Pegida und ihr Dunstkreis, in dem auch der AfD blüht, zeugen von einem Missverständnis der Demokratie, wie wir es überall in Europa kennen und sehen, dem sich diese nun anschließen wollen und es kann sich die Bundesrepublik fragen, was sie nach 1989 falsch gemacht hat, so viele Bürger nicht zu intergrieren, die ihren Wertekanon nicht mittragen. Revolutionen, wenn sie Erfolg haben sollen, werden von oben getragen - zwar finanziert der russische Fürst die Feinde der Demokratie in Europa derzeit aus Trotz gegen den Boykott gegen ihn nach seiner absehbaren Landbesetzung, aber das sind nur kleine Spielchen wie die Fliegeraktionen der Amerikaner und Russen im jeweiligen Grenzgebiet. Wer der Lügenpresse-Propaganda den Hahn zudrehen will, kann dies geduldig tun, bis Russland sich diesen Propaganda Unsinn nicht mehr leisten kann, weil Öl zu billig bleibt und das Reich Pleite ist oder schnell indem er mit Putin über eine Lösung verhandelt, die integriert und Demokratie weiter ausbaut.
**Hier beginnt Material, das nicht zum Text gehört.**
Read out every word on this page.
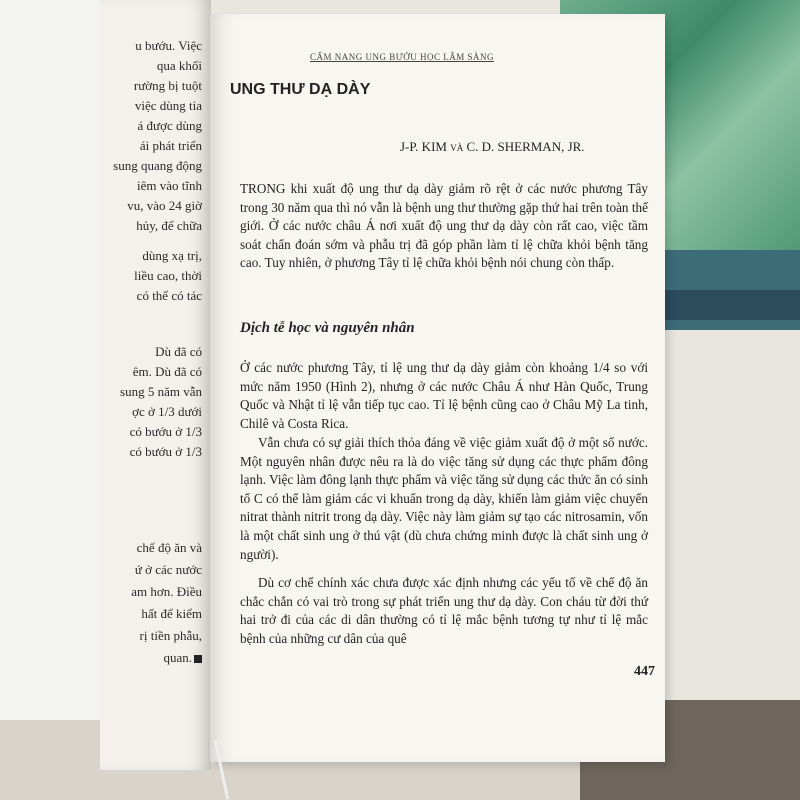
u bướu. Việc
qua khối
rường bị tuột
việc dùng tia
á được dùng
ái phát triển
sung quang động
iêm vào tĩnh
vu, vào 24 giờ
hủy, để chữa
dùng xạ trị,
liều cao, thời
có thể có tác
Dù đã có
êm. Dù đã có
sung 5 năm vẫn
ợc ở 1/3 dưới
có bướu ở 1/3
có bướu ở 1/3
chế độ ăn và
ứ ở các nước
am hơn. Điều
hất để kiểm
rị tiền phẫu,
quan.
CẨM NANG UNG BƯỚU HỌC LÂM SÀNG
UNG THƯ DẠ DÀY
J-P. KIM và C. D. SHERMAN, JR.
TRONG khi xuất độ ung thư dạ dày giảm rõ rệt ở các nước phương Tây trong 30 năm qua thì nó vẫn là bệnh ung thư thường gặp thứ hai trên toàn thế giới. Ở các nước châu Á nơi xuất độ ung thư dạ dày còn rất cao, việc tầm soát chẩn đoán sớm và phẫu trị đã góp phần làm tỉ lệ chữa khỏi bệnh tăng cao. Tuy nhiên, ở phương Tây tỉ lệ chữa khỏi bệnh nói chung còn thấp.
Dịch tễ học và nguyên nhân
Ở các nước phương Tây, tỉ lệ ung thư dạ dày giảm còn khoảng 1/4 so với mức năm 1950 (Hình 2), nhưng ở các nước Châu Á như Hàn Quốc, Trung Quốc và Nhật tỉ lệ vẫn tiếp tục cao. Tỉ lệ bệnh cũng cao ở Châu Mỹ La tinh, Chilê và Costa Rica.
Vẫn chưa có sự giải thích thỏa đáng về việc giảm xuất độ ở một số nước. Một nguyên nhân được nêu ra là do việc tăng sử dụng các thực phẩm đông lạnh. Việc làm đông lạnh thực phẩm và việc tăng sử dụng các thức ăn có sinh tố C có thể làm giảm các vi khuẩn trong dạ dày, khiến làm giảm việc chuyển nitrat thành nitrit trong dạ dày. Việc này làm giảm sự tạo các nitrosamin, vốn là một chất sinh ung ở thú vật (dù chưa chứng minh được là chất sinh ung ở người).
Dù cơ chế chính xác chưa được xác định nhưng các yếu tố về chế độ ăn chắc chắn có vai trò trong sự phát triển ung thư dạ dày. Con cháu từ đời thứ hai trở đi của các di dân thường có tỉ lệ mắc bệnh tương tự như tỉ lệ mắc bệnh của những cư dân của quê
447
Es wird keine Revolution diesbezüglich von unten geben, die Spaziergänger sind gut gesteuerte Opfer russischer Propaganda, wem dies zu lästig wird, der sollte Prioritäten setzen. Wenn in Sachsen-Anhalt 30% Populisten wählen, stellt sich die Frage, wo unsere Schmerzgrenze erreicht ist. Wollen wir einen amerikanischen Kalten Krieg gegen Russland lieber führen als den inneren Frieden hier wahren?

Mit dem Einzug des AfD in Landtage werden plötzlich viele rechtsradikale Netzwerke staatlich finanziert, die bisher nur durch ausgiebige Spitzeltätigkeit einiger überleben konnten. Schnell wird eine Propaganda im Land normal, die nicht zum Wertekonsens des Grundgesetzes passt. Die  Kriegserklärung dieser verlogenen Kreuzritter gegen den Islam ist ein weiterer Schritt der Eskalation der konservativen Revolutionäre. Es wird bald wieder Schilder an Gemüseläden geben, kauf nicht beim Moslem oder Deutschland Moslemfrei. Das hatten wir schon mal und es ist nicht zu erwarten, dass die Bevölkerung nach 25 Jahren Privatfernsehen klüger geworden wäre.

Einer der Schlüssel zum inneren Frieden liegt in Moskau, der andere in Washington und dazwischen kann Europa sich nur hübsch machen, um attraktiv zu bleiben, als Wertegemeinschaft, in die Moskau möchte, dann werden wir schnell postrevolutionären Frieden finden, können die geistigen Brandstifter angemessen bestrafen und die immer noch nicht integrierten Ossis demokratisch integrieren. Auch eine Linke, die stärker ist als andere demokratische Parteien, spricht mehr für wütenden Traditionalismus als Kulturrevolution, wie die nur mühsam getarnten Stalinisten Wagenknecht-Lafontaine uns zeigen, nur schaden die dem Ruf des Wirtschafstandortes als kleine Opposition weniger.